Writer and sassy ginger currently residing in central Pennsylvania. Matt spends most of his free time online shopping for clothing that he doesn't need, perfecting the art of eye-rolling, and indulging in all forms of pop culture.

“The results are in and you are not the father.”

We've all seen these dramatic cheating revelations play out on TV, but as it turns out, you don’t need Jerry Springer or Maury to confirm your sneaking suspicions that your significant other is cheating. According to one new study, just listening to the tone of your partner's voice could give you every answer you need.

The study, published in Evolutionary Psychology, says listening to tone is key when confronting a partner you think is cheating. While pitch refers to the high or low register of a voice, tone speaks more to the fullness or shrillness of a spoken phrase.

“Evidence suggests that many physical, behavioral, and trait qualities can be detected solely from the sound of a person’s voice,” wrote the study’s authors, Susan Hughes and Marissa Harrison.

To test their theory, the scientists gathered 152 undergraduate students to take part in their analysis: 64 men and 88 women who all identified as heterosexual.

Each student was subjected to recordings of other people’s voices as they tried to determine based on their tone which lovers had cheated in a relationship and which ones had not.

Nearly half of the voice samples had admitted to cheating in a monogamous relationship, while the others remained completely loyal.

In most tests, the undergrads were able to correctly determine which voices belonged to cheaters, even when the participants’ voices were manipulated to higher and lower pitches.

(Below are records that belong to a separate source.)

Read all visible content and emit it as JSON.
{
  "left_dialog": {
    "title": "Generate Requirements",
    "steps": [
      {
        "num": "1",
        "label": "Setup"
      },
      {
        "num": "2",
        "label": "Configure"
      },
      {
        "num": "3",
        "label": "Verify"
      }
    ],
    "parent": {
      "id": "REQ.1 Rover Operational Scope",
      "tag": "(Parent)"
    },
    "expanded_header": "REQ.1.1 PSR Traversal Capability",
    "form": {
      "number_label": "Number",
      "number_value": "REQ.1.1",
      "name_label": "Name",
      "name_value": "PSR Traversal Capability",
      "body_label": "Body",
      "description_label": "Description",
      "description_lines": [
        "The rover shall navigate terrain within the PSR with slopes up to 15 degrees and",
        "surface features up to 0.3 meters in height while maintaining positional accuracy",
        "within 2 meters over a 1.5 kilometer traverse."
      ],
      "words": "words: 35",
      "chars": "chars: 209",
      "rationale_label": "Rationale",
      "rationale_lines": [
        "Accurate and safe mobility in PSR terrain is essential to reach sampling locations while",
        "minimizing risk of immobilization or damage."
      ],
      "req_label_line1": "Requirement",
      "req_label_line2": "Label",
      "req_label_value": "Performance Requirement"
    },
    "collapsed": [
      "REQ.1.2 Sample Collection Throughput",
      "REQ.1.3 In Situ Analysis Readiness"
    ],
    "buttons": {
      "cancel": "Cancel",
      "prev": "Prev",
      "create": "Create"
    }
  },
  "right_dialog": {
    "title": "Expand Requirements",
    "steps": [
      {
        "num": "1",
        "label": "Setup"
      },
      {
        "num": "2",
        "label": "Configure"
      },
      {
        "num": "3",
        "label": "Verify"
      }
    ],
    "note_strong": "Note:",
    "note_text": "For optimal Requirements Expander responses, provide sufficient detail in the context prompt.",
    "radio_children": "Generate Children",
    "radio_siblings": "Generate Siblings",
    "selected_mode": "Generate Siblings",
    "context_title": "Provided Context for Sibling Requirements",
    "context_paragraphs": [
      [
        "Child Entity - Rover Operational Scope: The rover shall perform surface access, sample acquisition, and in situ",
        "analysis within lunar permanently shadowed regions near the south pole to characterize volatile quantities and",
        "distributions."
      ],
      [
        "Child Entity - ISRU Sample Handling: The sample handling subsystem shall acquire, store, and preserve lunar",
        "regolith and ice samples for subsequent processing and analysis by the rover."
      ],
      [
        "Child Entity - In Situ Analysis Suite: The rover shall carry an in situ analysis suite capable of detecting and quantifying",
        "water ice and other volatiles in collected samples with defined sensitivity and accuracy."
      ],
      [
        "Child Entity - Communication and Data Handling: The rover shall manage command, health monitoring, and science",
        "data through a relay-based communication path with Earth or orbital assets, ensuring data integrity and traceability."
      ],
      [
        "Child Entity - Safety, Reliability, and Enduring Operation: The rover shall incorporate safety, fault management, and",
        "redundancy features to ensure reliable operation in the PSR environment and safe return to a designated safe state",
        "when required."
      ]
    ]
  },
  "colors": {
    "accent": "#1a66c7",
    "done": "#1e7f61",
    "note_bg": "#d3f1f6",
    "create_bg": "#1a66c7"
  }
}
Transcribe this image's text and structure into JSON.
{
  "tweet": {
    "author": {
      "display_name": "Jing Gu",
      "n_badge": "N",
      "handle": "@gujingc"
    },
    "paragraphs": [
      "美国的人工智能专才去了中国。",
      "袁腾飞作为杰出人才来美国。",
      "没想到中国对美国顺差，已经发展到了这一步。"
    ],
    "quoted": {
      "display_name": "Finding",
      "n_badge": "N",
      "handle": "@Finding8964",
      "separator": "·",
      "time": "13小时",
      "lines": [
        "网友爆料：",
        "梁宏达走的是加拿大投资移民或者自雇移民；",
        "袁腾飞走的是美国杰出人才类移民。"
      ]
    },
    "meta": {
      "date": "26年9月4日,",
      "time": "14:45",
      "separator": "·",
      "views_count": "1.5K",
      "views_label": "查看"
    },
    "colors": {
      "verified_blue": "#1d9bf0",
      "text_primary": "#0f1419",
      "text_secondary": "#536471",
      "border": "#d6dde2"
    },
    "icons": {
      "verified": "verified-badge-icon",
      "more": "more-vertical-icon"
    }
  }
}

While the results lean towards a direct connection between vocal tone and infidelity, the authors admit, “While we cannot exactly pinpoint all the features about a voice that our perceptual system is using to make this assessment, we know that pitch plays a role, but does not represent the entire picture.”

(via IFL Science)

I wonder what other discoveries we can make when we start listening to the voices of those closest to us?